Facing a barrage of Republican criticism over high gasoline prices during the election year, Obama will visit Cushing, Oklahoma, on Thursday to promote his energy policies, which include support for the southern leg of the pipeline.
The pipeline would drain a glut of crude in Cushing, the storage hub for U.S. crude oil traded on the futures market, easing deliveries to refineries along the Gulf Coast.
"More oil is flowing into Cushing than can flow out, creating a bottleneck that takes away the incentive for additional production, while also preventing oil from reaching refineries along the Gulf coast," the senior official told reporters in a conference call.
In January, Obama delayed a decision on a Canada-to-Texas Keystone XL pipeline until after the Nov. 6 election due to concerns about an aquifer along the route in Nebraska. But he has thrown his support behind TransCanada's building of the pipeline's southern leg from Oklahoma to Texas.
The memo to the agencies builds on an executive order Obama first announced during the State of the Union address in January to speed up and improve federal permits and reviews of infrastructure projects.
But TransCanada has not yet applied to build the southern leg, so it remains uncertain exactly which agencies would need to grant permits.
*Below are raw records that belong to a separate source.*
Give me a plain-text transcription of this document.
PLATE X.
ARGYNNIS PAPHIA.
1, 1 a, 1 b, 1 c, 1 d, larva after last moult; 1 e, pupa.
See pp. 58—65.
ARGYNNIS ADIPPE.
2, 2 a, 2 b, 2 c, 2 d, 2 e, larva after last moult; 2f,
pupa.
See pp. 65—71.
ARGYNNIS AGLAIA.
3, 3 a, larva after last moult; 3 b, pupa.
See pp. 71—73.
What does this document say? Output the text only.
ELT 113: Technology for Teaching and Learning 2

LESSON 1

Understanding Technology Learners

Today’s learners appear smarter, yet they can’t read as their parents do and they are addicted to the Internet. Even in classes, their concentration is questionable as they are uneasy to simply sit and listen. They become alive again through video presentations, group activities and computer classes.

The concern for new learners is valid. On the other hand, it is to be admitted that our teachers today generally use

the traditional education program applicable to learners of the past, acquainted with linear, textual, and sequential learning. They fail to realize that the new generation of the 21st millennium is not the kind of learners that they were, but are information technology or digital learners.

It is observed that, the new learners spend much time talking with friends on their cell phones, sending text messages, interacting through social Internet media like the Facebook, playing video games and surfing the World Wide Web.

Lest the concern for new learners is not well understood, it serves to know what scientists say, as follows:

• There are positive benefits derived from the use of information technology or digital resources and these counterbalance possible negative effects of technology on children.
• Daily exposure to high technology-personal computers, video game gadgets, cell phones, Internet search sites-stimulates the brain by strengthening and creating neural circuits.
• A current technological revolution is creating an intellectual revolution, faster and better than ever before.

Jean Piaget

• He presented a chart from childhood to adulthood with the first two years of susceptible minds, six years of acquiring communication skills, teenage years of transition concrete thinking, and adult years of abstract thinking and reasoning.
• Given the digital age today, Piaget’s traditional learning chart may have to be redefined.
Fish and Wildlife, the Environmental Protection Agency and the Army Corps of Engineers are some that would almost certainly would have to sign off.
Doug Garman, a spokesman for the U.S. Army Corp of Engineers, said TransCanada would need a permit from the agency if its pipeline work involves any waters under the Corps' jurisdiction outlined by U.S. clean water laws.
Garman said TransCanada has met with three district offices of the Army Corps in recent weeks, but he declined to offer any possible timelines for permitting, saying it would depend on what the company proposes. He also declined to comment on what impact the White House memo would have on permitting.
TransCanada will also need permits from Oklahoma and Texas, which could slow the process.
The memo "directs federal agencies to name the Cushing pipeline as a top priority of the new executive orders' expedited permitting process," the official told reporters in a conference call. The memo will also push the agencies to prioritize other oil pipelines that would relieve bottlenecks getting petroleum to market.